TON, s. m. (fig.) Vanité, manières hautaines, goûts de dépense et de faste. Avoir du ton. Prendre du ton. La jeune Octavie est fort simple; sa mère au contraire a beaucoup de ton. Dès que cette famille a été dans une sorte d'aisance, elle a pris du ton. «Prendre un ton» est français, et signifie: Prendre des airs de supériorité.

TONNERRE, s. m. Nous disons: Il fait du tonnerre; il a fait un gros tonnerre; nous aurons des tonnerres. On le dit ainsi en Suisse, en Savoie, dans le Midi et sans doute ailleurs. Mais les dictionnaires se taisent sur ces locutions qu'ils remplacent par les suivantes: Le tonnerre gronde; il a fait un coup de tonnerre; il tonnera.

TOPER, v. n.
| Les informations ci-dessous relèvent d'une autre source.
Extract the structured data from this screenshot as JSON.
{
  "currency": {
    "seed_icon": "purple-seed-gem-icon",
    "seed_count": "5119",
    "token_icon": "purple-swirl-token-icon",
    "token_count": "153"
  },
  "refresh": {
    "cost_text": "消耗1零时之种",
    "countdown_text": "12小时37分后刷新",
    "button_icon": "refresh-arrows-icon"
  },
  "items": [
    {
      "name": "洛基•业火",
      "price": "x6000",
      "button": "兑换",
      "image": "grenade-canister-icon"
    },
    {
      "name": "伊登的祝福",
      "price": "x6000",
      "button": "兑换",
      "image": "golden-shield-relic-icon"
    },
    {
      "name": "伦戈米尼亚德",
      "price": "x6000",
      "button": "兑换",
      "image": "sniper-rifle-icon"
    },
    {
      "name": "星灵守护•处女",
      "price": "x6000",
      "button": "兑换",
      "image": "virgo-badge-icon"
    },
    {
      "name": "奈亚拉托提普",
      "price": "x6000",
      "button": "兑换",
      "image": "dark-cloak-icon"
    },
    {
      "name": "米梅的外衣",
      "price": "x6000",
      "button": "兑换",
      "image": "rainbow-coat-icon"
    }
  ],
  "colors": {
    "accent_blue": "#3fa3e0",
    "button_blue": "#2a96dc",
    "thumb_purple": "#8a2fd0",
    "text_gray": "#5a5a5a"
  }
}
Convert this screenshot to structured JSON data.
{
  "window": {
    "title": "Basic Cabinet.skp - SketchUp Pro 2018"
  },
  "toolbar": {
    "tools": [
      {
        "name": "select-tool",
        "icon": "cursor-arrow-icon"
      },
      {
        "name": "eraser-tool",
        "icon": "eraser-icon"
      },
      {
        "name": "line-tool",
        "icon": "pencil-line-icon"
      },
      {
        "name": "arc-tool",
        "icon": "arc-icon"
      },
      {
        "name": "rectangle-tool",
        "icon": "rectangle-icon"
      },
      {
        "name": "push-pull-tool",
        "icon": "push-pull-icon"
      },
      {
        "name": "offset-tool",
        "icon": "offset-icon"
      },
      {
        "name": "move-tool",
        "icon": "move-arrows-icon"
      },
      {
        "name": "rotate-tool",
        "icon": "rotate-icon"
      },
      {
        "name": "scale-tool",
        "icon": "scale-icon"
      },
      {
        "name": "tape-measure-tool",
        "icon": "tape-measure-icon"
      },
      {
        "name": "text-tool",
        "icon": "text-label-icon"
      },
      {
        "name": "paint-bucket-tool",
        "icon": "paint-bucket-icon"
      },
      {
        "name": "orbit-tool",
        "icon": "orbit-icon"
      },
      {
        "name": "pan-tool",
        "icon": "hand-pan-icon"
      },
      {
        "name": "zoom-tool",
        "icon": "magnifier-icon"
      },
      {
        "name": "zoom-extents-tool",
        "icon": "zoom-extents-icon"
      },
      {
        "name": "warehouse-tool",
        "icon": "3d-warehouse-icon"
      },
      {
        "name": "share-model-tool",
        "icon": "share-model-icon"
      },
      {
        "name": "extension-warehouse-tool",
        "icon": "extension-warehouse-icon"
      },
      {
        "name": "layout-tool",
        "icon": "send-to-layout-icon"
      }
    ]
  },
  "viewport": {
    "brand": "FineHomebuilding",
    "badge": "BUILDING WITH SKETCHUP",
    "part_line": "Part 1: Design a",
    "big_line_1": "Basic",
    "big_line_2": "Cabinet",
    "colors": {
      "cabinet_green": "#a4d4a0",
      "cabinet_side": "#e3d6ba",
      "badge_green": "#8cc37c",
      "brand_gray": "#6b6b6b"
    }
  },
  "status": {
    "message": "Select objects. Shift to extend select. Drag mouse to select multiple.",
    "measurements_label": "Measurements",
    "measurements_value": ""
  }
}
Taper, donner un coup. Allons, c'est conclu! tope là!

TÔPER DANS ou DEDANS. Donner dans. Es-tu bête, Jean-Pierre! Il t'a poussé une bourde et tu as tôpé dedans.

TÔPER (SE), v. pron. Se heurter. Se tôper, v. récip. Se battre. Ils se rencontrèrent à la nuit tombante et se tôpèrent.

TOPETTE, s. f. Petite fiole, petite bouteille en verre blanc. Une topette de sirop. Une topette de ratafia. Terme français populaire.

TOQUE, s. f. Terme du jeu de mâpis. Petite butte, petite élévation. Jouer à la toque. Une bonne toque.

TÔQUÉE, s. f. Rossée, distribution de coups. Recevoir une tôquée. Donner une tôquée. Voyez [TAUQUÉE].

TÔQUER, v. a. Frapper. Se dit des personnes et de certains animaux, des bœufs, par exemple, des vaches, des béliers et des moutons. Retirez-vous, mes enfants, cette vache tôque; elle pourrait vous tôquer. Voyez ces moutons, comme ils se tôquent. La nuit était sombre, je me tôquai contre le mur. Nos campagnards de la rive droite disent: Tiôquer. En vieux français, toquer signifie: Heurter, frapper. Terme normand. Voyez [TAUQUER].

TORCHE, s. f. Coussinet, bourrelet, tortillon, linge tortillé en rond, que les femmes se mettent sur la tête quand elles portent un vase, une corbeille, une seille, etc. Terme suisse, savoisien et franc-comtois.